Everybody knows that speed of light is 3 x 10^6 Km/second (1,86,000 miles/sec.), and no object visible to human eye can ever cross this speed !
But ever thought of overtaking those tiny photons (light particles) on just a bicycle or simply by running on your feet ?
Ofcourse you can never ride a bike or run at that great speed ! But yes you can still cross those light particles, just by bringing down their speed instead of increasing yours :)
Scientists say that they have slowed light to a dead stop, stored it and then let it go again.
The breakthrough has been achieved by two independent teams of researchers. One was led by Dr Lene Vestergaard Hau, of Harvard University, and the other by Dr Ronald Walsworth, of the Harvard-Smithsonian Center for Astrophysics, both in Cambridge, Massachusetts, US.
Dr Hau surprised the world when she slowed light to about 60 kph (38 mph) by passing it through chilled sodium gas.
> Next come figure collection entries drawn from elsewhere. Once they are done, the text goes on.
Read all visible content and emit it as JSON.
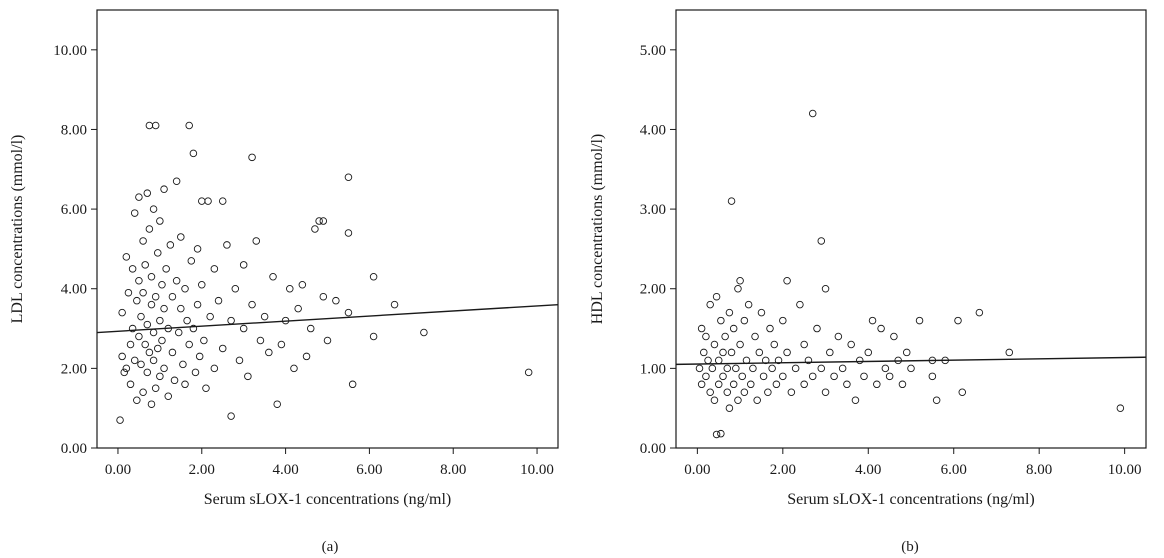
{
  "chart_data": [
    {
      "type": "scatter",
      "panel_label": "(a)",
      "title": "",
      "xlabel": "Serum sLOX-1 concentrations (ng/ml)",
      "ylabel": "LDL concentrations (mmol/l)",
      "xlim": [
        -0.5,
        10.5
      ],
      "ylim": [
        0,
        11
      ],
      "xticks": [
        0,
        2,
        4,
        6,
        8,
        10
      ],
      "xtick_labels": [
        "0.00",
        "2.00",
        "4.00",
        "6.00",
        "8.00",
        "10.00"
      ],
      "yticks": [
        0,
        2,
        4,
        6,
        8,
        10
      ],
      "ytick_labels": [
        "0.00",
        "2.00",
        "4.00",
        "6.00",
        "8.00",
        "10.00"
      ],
      "grid": false,
      "fit_line": {
        "x": [
          -0.5,
          10.5
        ],
        "y": [
          2.9,
          3.6
        ]
      },
      "points": [
        [
          0.05,
          0.7
        ],
        [
          0.1,
          2.3
        ],
        [
          0.1,
          3.4
        ],
        [
          0.15,
          1.9
        ],
        [
          0.2,
          4.8
        ],
        [
          0.2,
          2.0
        ],
        [
          0.25,
          3.9
        ],
        [
          0.3,
          2.6
        ],
        [
          0.3,
          1.6
        ],
        [
          0.35,
          4.5
        ],
        [
          0.35,
          3.0
        ],
        [
          0.4,
          2.2
        ],
        [
          0.4,
          5.9
        ],
        [
          0.45,
          3.7
        ],
        [
          0.45,
          1.2
        ],
        [
          0.5,
          4.2
        ],
        [
          0.5,
          2.8
        ],
        [
          0.5,
          6.3
        ],
        [
          0.55,
          3.3
        ],
        [
          0.55,
          2.1
        ],
        [
          0.6,
          5.2
        ],
        [
          0.6,
          1.4
        ],
        [
          0.6,
          3.9
        ],
        [
          0.65,
          2.6
        ],
        [
          0.65,
          4.6
        ],
        [
          0.7,
          6.4
        ],
        [
          0.7,
          3.1
        ],
        [
          0.7,
          1.9
        ],
        [
          0.75,
          2.4
        ],
        [
          0.75,
          5.5
        ],
        [
          0.75,
          8.1
        ],
        [
          0.8,
          3.6
        ],
        [
          0.8,
          1.1
        ],
        [
          0.8,
          4.3
        ],
        [
          0.85,
          2.9
        ],
        [
          0.85,
          6.0
        ],
        [
          0.85,
          2.2
        ],
        [
          0.9,
          8.1
        ],
        [
          0.9,
          3.8
        ],
        [
          0.9,
          1.5
        ],
        [
          0.95,
          4.9
        ],
        [
          0.95,
          2.5
        ],
        [
          1.0,
          3.2
        ],
        [
          1.0,
          5.7
        ],
        [
          1.0,
          1.8
        ],
        [
          1.05,
          4.1
        ],
        [
          1.05,
          2.7
        ],
        [
          1.1,
          6.5
        ],
        [
          1.1,
          3.5
        ],
        [
          1.1,
          2.0
        ],
        [
          1.15,
          4.5
        ],
        [
          1.2,
          3.0
        ],
        [
          1.2,
          1.3
        ],
        [
          1.25,
          5.1
        ],
        [
          1.3,
          2.4
        ],
        [
          1.3,
          3.8
        ],
        [
          1.35,
          1.7
        ],
        [
          1.4,
          4.2
        ],
        [
          1.4,
          6.7
        ],
        [
          1.45,
          2.9
        ],
        [
          1.5,
          3.5
        ],
        [
          1.5,
          5.3
        ],
        [
          1.55,
          2.1
        ],
        [
          1.6,
          4.0
        ],
        [
          1.6,
          1.6
        ],
        [
          1.65,
          3.2
        ],
        [
          1.7,
          8.1
        ],
        [
          1.7,
          2.6
        ],
        [
          1.75,
          4.7
        ],
        [
          1.8,
          7.4
        ],
        [
          1.8,
          3.0
        ],
        [
          1.85,
          1.9
        ],
        [
          1.9,
          5.0
        ],
        [
          1.9,
          3.6
        ],
        [
          1.95,
          2.3
        ],
        [
          2.0,
          6.2
        ],
        [
          2.0,
          4.1
        ],
        [
          2.05,
          2.7
        ],
        [
          2.1,
          1.5
        ],
        [
          2.15,
          6.2
        ],
        [
          2.2,
          3.3
        ],
        [
          2.3,
          2.0
        ],
        [
          2.3,
          4.5
        ],
        [
          2.4,
          3.7
        ],
        [
          2.5,
          6.2
        ],
        [
          2.5,
          2.5
        ],
        [
          2.6,
          5.1
        ],
        [
          2.7,
          0.8
        ],
        [
          2.7,
          3.2
        ],
        [
          2.8,
          4.0
        ],
        [
          2.9,
          2.2
        ],
        [
          3.0,
          4.6
        ],
        [
          3.0,
          3.0
        ],
        [
          3.1,
          1.8
        ],
        [
          3.2,
          7.3
        ],
        [
          3.2,
          3.6
        ],
        [
          3.3,
          5.2
        ],
        [
          3.4,
          2.7
        ],
        [
          3.5,
          3.3
        ],
        [
          3.6,
          2.4
        ],
        [
          3.7,
          4.3
        ],
        [
          3.8,
          1.1
        ],
        [
          3.9,
          2.6
        ],
        [
          4.0,
          3.2
        ],
        [
          4.1,
          4.0
        ],
        [
          4.2,
          2.0
        ],
        [
          4.3,
          3.5
        ],
        [
          4.4,
          4.1
        ],
        [
          4.5,
          2.3
        ],
        [
          4.6,
          3.0
        ],
        [
          4.7,
          5.5
        ],
        [
          4.8,
          5.7
        ],
        [
          4.9,
          3.8
        ],
        [
          4.9,
          5.7
        ],
        [
          5.0,
          2.7
        ],
        [
          5.2,
          3.7
        ],
        [
          5.5,
          6.8
        ],
        [
          5.5,
          3.4
        ],
        [
          5.5,
          5.4
        ],
        [
          5.6,
          1.6
        ],
        [
          6.1,
          4.3
        ],
        [
          6.1,
          2.8
        ],
        [
          6.6,
          3.6
        ],
        [
          7.3,
          2.9
        ],
        [
          9.8,
          1.9
        ]
      ]
    },
    {
      "type": "scatter",
      "panel_label": "(b)",
      "title": "",
      "xlabel": "Serum sLOX-1 concentrations (ng/ml)",
      "ylabel": "HDL concentrations (mmol/l)",
      "xlim": [
        -0.5,
        10.5
      ],
      "ylim": [
        0,
        5.5
      ],
      "xticks": [
        0,
        2,
        4,
        6,
        8,
        10
      ],
      "xtick_labels": [
        "0.00",
        "2.00",
        "4.00",
        "6.00",
        "8.00",
        "10.00"
      ],
      "yticks": [
        0,
        1,
        2,
        3,
        4,
        5
      ],
      "ytick_labels": [
        "0.00",
        "1.00",
        "2.00",
        "3.00",
        "4.00",
        "5.00"
      ],
      "grid": false,
      "fit_line": {
        "x": [
          -0.5,
          10.5
        ],
        "y": [
          1.05,
          1.14
        ]
      },
      "points": [
        [
          0.05,
          1.0
        ],
        [
          0.1,
          1.5
        ],
        [
          0.1,
          0.8
        ],
        [
          0.15,
          1.2
        ],
        [
          0.2,
          0.9
        ],
        [
          0.2,
          1.4
        ],
        [
          0.25,
          1.1
        ],
        [
          0.3,
          0.7
        ],
        [
          0.3,
          1.8
        ],
        [
          0.35,
          1.0
        ],
        [
          0.4,
          1.3
        ],
        [
          0.4,
          0.6
        ],
        [
          0.45,
          1.9
        ],
        [
          0.45,
          0.17
        ],
        [
          0.5,
          1.1
        ],
        [
          0.5,
          0.8
        ],
        [
          0.55,
          1.6
        ],
        [
          0.55,
          0.18
        ],
        [
          0.6,
          1.2
        ],
        [
          0.6,
          0.9
        ],
        [
          0.65,
          1.4
        ],
        [
          0.7,
          0.7
        ],
        [
          0.7,
          1.0
        ],
        [
          0.75,
          1.7
        ],
        [
          0.75,
          0.5
        ],
        [
          0.8,
          3.1
        ],
        [
          0.8,
          1.2
        ],
        [
          0.85,
          0.8
        ],
        [
          0.85,
          1.5
        ],
        [
          0.9,
          1.0
        ],
        [
          0.95,
          2.0
        ],
        [
          0.95,
          0.6
        ],
        [
          1.0,
          2.1
        ],
        [
          1.0,
          1.3
        ],
        [
          1.05,
          0.9
        ],
        [
          1.1,
          1.6
        ],
        [
          1.1,
          0.7
        ],
        [
          1.15,
          1.1
        ],
        [
          1.2,
          1.8
        ],
        [
          1.25,
          0.8
        ],
        [
          1.3,
          1.0
        ],
        [
          1.35,
          1.4
        ],
        [
          1.4,
          0.6
        ],
        [
          1.45,
          1.2
        ],
        [
          1.5,
          1.7
        ],
        [
          1.55,
          0.9
        ],
        [
          1.6,
          1.1
        ],
        [
          1.65,
          0.7
        ],
        [
          1.7,
          1.5
        ],
        [
          1.75,
          1.0
        ],
        [
          1.8,
          1.3
        ],
        [
          1.85,
          0.8
        ],
        [
          1.9,
          1.1
        ],
        [
          2.0,
          1.6
        ],
        [
          2.0,
          0.9
        ],
        [
          2.1,
          2.1
        ],
        [
          2.1,
          1.2
        ],
        [
          2.2,
          0.7
        ],
        [
          2.3,
          1.0
        ],
        [
          2.4,
          1.8
        ],
        [
          2.5,
          1.3
        ],
        [
          2.5,
          0.8
        ],
        [
          2.6,
          1.1
        ],
        [
          2.7,
          4.2
        ],
        [
          2.7,
          0.9
        ],
        [
          2.8,
          1.5
        ],
        [
          2.9,
          2.6
        ],
        [
          2.9,
          1.0
        ],
        [
          3.0,
          2.0
        ],
        [
          3.0,
          0.7
        ],
        [
          3.1,
          1.2
        ],
        [
          3.2,
          0.9
        ],
        [
          3.3,
          1.4
        ],
        [
          3.4,
          1.0
        ],
        [
          3.5,
          0.8
        ],
        [
          3.6,
          1.3
        ],
        [
          3.7,
          0.6
        ],
        [
          3.8,
          1.1
        ],
        [
          3.9,
          0.9
        ],
        [
          4.0,
          1.2
        ],
        [
          4.1,
          1.6
        ],
        [
          4.2,
          0.8
        ],
        [
          4.3,
          1.5
        ],
        [
          4.4,
          1.0
        ],
        [
          4.5,
          0.9
        ],
        [
          4.6,
          1.4
        ],
        [
          4.7,
          1.1
        ],
        [
          4.8,
          0.8
        ],
        [
          4.9,
          1.2
        ],
        [
          5.0,
          1.0
        ],
        [
          5.2,
          1.6
        ],
        [
          5.5,
          1.1
        ],
        [
          5.5,
          0.9
        ],
        [
          5.6,
          0.6
        ],
        [
          5.8,
          1.1
        ],
        [
          6.1,
          1.6
        ],
        [
          6.2,
          0.7
        ],
        [
          6.6,
          1.7
        ],
        [
          7.3,
          1.2
        ],
        [
          9.9,
          0.5
        ]
      ]
    }
  ]
}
And one year later, she reported slowing light down to 1.6 kph (one mile an hour) - slower than a slow walk.
When light passes through any denser medium than air like glass/water, it does slow down...but the decreased value is very insignificant.
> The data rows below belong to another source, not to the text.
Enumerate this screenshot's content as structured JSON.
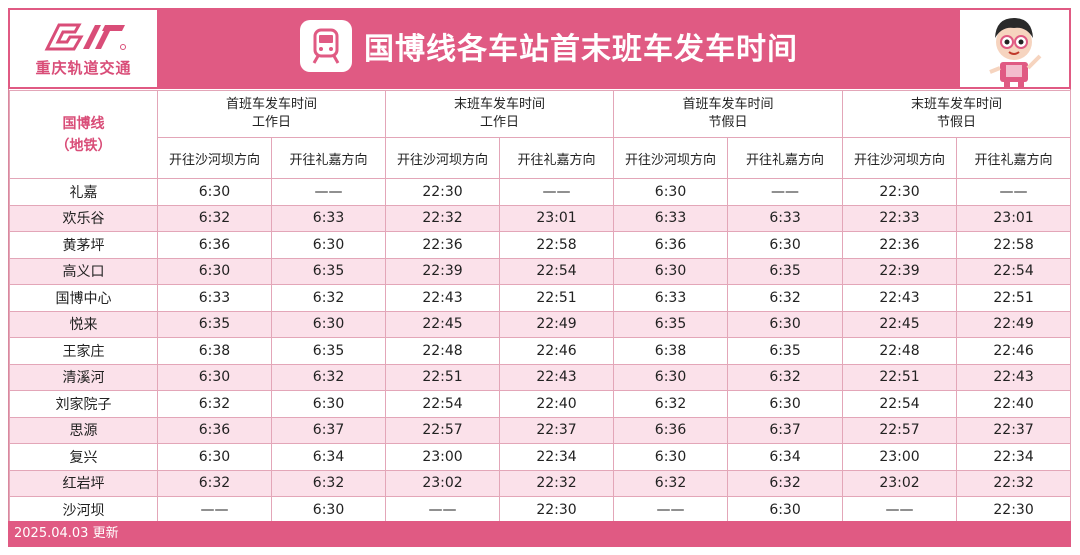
{
  "logo": {
    "text": "重庆轨道交通"
  },
  "title": "国博线各车站首末班车发车时间",
  "colors": {
    "brand_pink": "#e05a83",
    "row_pink": "#fbe1ea",
    "accent_text": "#d94d78"
  },
  "line_name": {
    "line1": "国博线",
    "line2": "（地铁）"
  },
  "groups": [
    {
      "line1": "首班车发车时间",
      "line2": "工作日"
    },
    {
      "line1": "末班车发车时间",
      "line2": "工作日"
    },
    {
      "line1": "首班车发车时间",
      "line2": "节假日"
    },
    {
      "line1": "末班车发车时间",
      "line2": "节假日"
    }
  ],
  "directions": [
    "开往沙河坝方向",
    "开往礼嘉方向",
    "开往沙河坝方向",
    "开往礼嘉方向",
    "开往沙河坝方向",
    "开往礼嘉方向",
    "开往沙河坝方向",
    "开往礼嘉方向"
  ],
  "rows": [
    {
      "station": "礼嘉",
      "times": [
        "6:30",
        "——",
        "22:30",
        "——",
        "6:30",
        "——",
        "22:30",
        "——"
      ]
    },
    {
      "station": "欢乐谷",
      "times": [
        "6:32",
        "6:33",
        "22:32",
        "23:01",
        "6:33",
        "6:33",
        "22:33",
        "23:01"
      ]
    },
    {
      "station": "黄茅坪",
      "times": [
        "6:36",
        "6:30",
        "22:36",
        "22:58",
        "6:36",
        "6:30",
        "22:36",
        "22:58"
      ]
    },
    {
      "station": "高义口",
      "times": [
        "6:30",
        "6:35",
        "22:39",
        "22:54",
        "6:30",
        "6:35",
        "22:39",
        "22:54"
      ]
    },
    {
      "station": "国博中心",
      "times": [
        "6:33",
        "6:32",
        "22:43",
        "22:51",
        "6:33",
        "6:32",
        "22:43",
        "22:51"
      ]
    },
    {
      "station": "悦来",
      "times": [
        "6:35",
        "6:30",
        "22:45",
        "22:49",
        "6:35",
        "6:30",
        "22:45",
        "22:49"
      ]
    },
    {
      "station": "王家庄",
      "times": [
        "6:38",
        "6:35",
        "22:48",
        "22:46",
        "6:38",
        "6:35",
        "22:48",
        "22:46"
      ]
    },
    {
      "station": "清溪河",
      "times": [
        "6:30",
        "6:32",
        "22:51",
        "22:43",
        "6:30",
        "6:32",
        "22:51",
        "22:43"
      ]
    },
    {
      "station": "刘家院子",
      "times": [
        "6:32",
        "6:30",
        "22:54",
        "22:40",
        "6:32",
        "6:30",
        "22:54",
        "22:40"
      ]
    },
    {
      "station": "思源",
      "times": [
        "6:36",
        "6:37",
        "22:57",
        "22:37",
        "6:36",
        "6:37",
        "22:57",
        "22:37"
      ]
    },
    {
      "station": "复兴",
      "times": [
        "6:30",
        "6:34",
        "23:00",
        "22:34",
        "6:30",
        "6:34",
        "23:00",
        "22:34"
      ]
    },
    {
      "station": "红岩坪",
      "times": [
        "6:32",
        "6:32",
        "23:02",
        "22:32",
        "6:32",
        "6:32",
        "23:02",
        "22:32"
      ]
    },
    {
      "station": "沙河坝",
      "times": [
        "——",
        "6:30",
        "——",
        "22:30",
        "——",
        "6:30",
        "——",
        "22:30"
      ]
    }
  ],
  "footer": "2025.04.03 更新"
}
To stop light altogether, the scientists have utilised a similar but far more powerful effect. The researchers cooled a gas of magnetically trapped sodium atoms to within a few millionths of a degree of absolute zero (-273 deg C). They simply shot a laser through extremely cold sodium atoms, which worked like “optical molasses” to slow the light down.
Uses other than making yourself happy by defeating the most impossible thing :-
Slow light could be used to greatly reduce noise, which could allow all types of information to be transmitted more efficiently. Also, optical switches controlled by slow light could cut power requirements a million-fold compared to switches now operating everything from telephone equipment to supercomputers. Slowing light could lead to a more orderly traffic flow in networks. Meanwhile, slow light can be used to build interferometers that are far more sensitive to frequency shift as compared to conventional interferometers. This property can be used to build better, smaller frequency sensor and compact high resolution spectrometers.